Diretor da Fepam, Renato das Chagas e Silva argumentou que o procedimento da Fundação no pedido de licenciamento prévio da Sustentare é similar ao de demais empreendimentos no RS. “Não estamos fazendo nada de diferente dos demais pedidos”, assinalou. Ele explicou que a Fepam pode mudar a forma de licenciamento do RAS para o Estudo de Impacto Ambiental, se julgar necessário, e frisou que a entidade jamais licenciaria empreendimento em contrariedade com a legislação. “O prefeito de Taquari nos informou de que há uma lei que restringe este tipo de empreendimento no município. Se for real, se a comunidade de Taquari disser que não quer, não daremos prosseguimento”, garantiu, acrescentando que alguns dos questionamentos apresentados por Rodrigo Cambará já constam no processo de licenciamento. “Sobre o patrimônio histórico, já questionamos o IPHAN”, lembrou.

O vereador Aldo Gregory (PP) confirmou a existência de um projeto de lei municipal, o PL 5.550/22, aprovado em março passado, que proíbe a implementação de aterro sanitário e recebimento de resíduos em Taquari. “Só dependemos da sanção do prefeito”, salientou. Ele crê que o técnico da empresa Sustentare omitiu informações sobre as nascentes e lençóis freáticos da área e o risco de contaminação por Chorume. “Nunca ouvi dizer que um aterro sanitário não trouxe contaminação”, duvidou. Gregory reforçou a necessidade de proteger a qualidade da água e do ar em favor de  suinocultores, aviários, produtores de aves, de mel e até de uma creche localizada na Linha Amoras. “Onde há aterro, há ratos, abutres e outros animais. Temos turismo rural na área. Quem vai querer visitar uma região que tem um aterro sanitário?”, indagou o vereador.

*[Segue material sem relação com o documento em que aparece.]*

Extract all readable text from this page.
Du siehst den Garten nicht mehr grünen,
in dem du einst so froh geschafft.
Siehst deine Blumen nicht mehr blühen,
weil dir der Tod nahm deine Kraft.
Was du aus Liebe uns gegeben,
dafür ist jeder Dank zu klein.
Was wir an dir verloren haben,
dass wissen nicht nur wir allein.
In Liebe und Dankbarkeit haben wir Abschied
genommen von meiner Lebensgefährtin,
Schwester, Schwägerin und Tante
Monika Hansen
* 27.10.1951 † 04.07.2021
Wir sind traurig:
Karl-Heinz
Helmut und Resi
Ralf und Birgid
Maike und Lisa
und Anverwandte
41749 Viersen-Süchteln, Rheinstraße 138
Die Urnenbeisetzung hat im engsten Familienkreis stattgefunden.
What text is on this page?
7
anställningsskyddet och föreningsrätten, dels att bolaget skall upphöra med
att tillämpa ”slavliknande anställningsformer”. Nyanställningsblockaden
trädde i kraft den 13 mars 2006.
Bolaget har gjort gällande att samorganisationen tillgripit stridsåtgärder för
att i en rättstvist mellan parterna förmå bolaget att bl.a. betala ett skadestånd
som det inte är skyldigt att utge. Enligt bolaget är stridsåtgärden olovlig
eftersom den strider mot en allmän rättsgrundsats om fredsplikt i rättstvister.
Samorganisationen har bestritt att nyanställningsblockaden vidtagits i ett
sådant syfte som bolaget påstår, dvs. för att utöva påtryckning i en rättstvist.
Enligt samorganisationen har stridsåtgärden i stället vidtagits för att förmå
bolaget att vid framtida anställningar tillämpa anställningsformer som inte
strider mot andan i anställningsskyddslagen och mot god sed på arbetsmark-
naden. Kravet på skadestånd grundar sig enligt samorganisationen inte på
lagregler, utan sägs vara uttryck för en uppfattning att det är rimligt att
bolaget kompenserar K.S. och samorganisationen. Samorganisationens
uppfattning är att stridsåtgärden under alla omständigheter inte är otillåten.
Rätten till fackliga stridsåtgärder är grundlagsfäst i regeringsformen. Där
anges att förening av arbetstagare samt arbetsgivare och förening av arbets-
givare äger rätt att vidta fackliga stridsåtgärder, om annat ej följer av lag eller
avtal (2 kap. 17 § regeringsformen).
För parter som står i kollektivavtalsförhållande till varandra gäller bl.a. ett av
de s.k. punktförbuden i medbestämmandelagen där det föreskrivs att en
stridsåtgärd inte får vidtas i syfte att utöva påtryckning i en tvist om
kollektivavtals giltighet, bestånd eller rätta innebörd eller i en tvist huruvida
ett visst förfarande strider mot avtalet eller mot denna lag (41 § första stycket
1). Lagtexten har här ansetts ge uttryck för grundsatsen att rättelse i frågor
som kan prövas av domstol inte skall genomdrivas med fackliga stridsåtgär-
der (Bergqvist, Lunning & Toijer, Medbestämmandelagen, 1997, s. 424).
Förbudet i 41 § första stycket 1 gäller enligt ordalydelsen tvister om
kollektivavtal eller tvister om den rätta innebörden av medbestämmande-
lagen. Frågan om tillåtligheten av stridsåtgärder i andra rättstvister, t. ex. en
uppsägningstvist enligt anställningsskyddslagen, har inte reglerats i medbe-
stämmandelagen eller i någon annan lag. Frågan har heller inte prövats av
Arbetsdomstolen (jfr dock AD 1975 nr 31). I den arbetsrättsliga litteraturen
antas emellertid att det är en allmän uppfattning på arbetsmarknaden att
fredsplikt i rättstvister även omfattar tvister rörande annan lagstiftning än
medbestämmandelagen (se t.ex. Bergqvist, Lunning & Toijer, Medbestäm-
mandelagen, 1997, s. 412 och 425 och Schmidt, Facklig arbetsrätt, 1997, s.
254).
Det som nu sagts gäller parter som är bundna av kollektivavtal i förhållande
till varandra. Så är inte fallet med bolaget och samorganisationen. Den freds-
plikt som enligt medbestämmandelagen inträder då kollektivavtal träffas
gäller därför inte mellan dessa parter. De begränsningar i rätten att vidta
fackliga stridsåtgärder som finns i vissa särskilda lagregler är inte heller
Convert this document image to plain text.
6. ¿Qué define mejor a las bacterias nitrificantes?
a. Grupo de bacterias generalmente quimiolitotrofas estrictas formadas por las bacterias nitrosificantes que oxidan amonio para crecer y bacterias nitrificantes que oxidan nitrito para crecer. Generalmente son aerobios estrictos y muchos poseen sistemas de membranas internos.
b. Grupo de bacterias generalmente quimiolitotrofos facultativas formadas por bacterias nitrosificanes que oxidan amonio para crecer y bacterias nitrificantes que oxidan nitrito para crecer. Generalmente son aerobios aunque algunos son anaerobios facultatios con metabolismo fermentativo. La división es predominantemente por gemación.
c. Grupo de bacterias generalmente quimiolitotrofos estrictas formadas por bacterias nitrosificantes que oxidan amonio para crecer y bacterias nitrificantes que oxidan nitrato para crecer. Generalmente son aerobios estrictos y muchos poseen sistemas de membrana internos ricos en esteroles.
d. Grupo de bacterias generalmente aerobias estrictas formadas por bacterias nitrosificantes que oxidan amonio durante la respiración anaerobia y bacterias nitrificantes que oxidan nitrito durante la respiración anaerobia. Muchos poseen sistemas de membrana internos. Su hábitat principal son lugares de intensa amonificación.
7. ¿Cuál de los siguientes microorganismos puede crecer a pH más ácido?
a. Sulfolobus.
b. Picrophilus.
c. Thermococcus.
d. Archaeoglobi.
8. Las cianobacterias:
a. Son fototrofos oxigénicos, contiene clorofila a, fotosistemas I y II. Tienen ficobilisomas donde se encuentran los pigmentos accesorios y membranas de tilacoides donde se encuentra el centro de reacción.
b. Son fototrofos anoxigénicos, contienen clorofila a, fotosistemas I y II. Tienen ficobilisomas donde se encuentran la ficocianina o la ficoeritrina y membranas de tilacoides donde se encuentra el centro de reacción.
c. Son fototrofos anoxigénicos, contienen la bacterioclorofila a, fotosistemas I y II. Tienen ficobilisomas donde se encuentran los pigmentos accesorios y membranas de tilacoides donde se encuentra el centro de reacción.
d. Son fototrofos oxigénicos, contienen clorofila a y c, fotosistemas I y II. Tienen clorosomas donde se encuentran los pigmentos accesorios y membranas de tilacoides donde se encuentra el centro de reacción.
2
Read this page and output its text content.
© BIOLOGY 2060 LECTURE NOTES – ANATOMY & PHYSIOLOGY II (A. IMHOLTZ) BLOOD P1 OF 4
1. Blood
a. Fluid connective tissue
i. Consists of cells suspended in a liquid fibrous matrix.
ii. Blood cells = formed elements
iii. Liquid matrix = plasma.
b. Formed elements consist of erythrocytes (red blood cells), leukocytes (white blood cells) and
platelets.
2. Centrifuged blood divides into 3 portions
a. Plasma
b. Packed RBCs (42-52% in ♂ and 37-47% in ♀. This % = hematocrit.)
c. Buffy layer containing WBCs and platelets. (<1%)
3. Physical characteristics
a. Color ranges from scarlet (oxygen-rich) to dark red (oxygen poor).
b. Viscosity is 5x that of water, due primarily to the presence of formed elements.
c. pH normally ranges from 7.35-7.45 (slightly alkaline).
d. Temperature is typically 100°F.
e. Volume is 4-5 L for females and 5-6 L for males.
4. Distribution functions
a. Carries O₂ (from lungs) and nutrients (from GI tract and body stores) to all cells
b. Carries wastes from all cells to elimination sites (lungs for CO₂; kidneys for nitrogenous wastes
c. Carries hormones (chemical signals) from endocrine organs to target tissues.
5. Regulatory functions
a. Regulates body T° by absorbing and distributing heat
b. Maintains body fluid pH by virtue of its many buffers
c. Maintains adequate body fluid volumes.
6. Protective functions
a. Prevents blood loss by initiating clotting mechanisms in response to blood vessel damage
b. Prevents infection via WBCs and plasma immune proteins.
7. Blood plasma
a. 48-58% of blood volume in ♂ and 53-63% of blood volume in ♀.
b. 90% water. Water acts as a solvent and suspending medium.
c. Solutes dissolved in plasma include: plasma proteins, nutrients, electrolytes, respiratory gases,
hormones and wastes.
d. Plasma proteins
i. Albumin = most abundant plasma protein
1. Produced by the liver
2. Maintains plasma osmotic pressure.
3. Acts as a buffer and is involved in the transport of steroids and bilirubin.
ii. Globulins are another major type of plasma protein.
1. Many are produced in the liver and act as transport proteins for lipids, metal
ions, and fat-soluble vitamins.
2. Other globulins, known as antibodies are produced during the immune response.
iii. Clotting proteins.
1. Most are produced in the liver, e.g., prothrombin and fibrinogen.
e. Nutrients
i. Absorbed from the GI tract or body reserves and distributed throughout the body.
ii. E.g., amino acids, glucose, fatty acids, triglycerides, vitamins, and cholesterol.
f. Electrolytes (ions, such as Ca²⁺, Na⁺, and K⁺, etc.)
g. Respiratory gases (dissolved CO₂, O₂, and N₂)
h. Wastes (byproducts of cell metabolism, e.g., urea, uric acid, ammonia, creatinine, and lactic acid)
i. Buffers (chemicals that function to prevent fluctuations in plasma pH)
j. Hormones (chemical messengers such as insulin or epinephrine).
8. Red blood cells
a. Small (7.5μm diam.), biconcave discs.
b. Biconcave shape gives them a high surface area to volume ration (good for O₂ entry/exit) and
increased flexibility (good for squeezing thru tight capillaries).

Ana Maria Rosa, produtora de morangos, contou que ficou estarrecida quando soube do processo de instalação do aterro sanitário. Ela também recebe turistas na propriedade. “A gente, de todo coração, entrega um produto de qualidade para as nossas comunidades. Divulgamos a nossa terra tão próspera e produtora. Fomos até agressivos quando soubemos do aterro. Mas não somos assim”, lamentou.
O agricultor Léo Piovesan contou que, de uma terra devastada, em 20 anos, criou uma agrofloresta de 2 hectares, onde produz frutas, chás, plantas ornamentais e aromáticas, tendo sido convidado a receber turismo rural, em função da diversidade. “Fui surpreendido com a ideia do aterro. Minha área é próxima ao local”, assustou-se.

O produtor de mel, Augusto Faleiro, ressaltou que o município é produtor de madeira e, portanto, não tem muitas lavouras. Ele lembrou que mais de 50 famílias vivem, então, da apicultura no local, produzindo de 300 a 400 toneladas de mel por ano, para exportação. “É nossa renda familiar. Mel orgânico que vai para Santa Catarina. Não podemos pôr essa produção em risco”, frisou.

Por fim, o deputado Jeferson disse que, além da audiência presencial e virtual no local do empreendimento dentro do processo de licenciamento, vai encaminhar resumo do encontro de hoje para a promotoria pública local do Ministério Público Estadual – MPE, listando todos os pedidos de providência e para que todas as questões legais sejam respondidas. “Para que toda a comunidade possa participar das decisões sobre este caso e para que nenhuma norma ou legislação pertinente seja desconsiderada neste processo”, finalizou.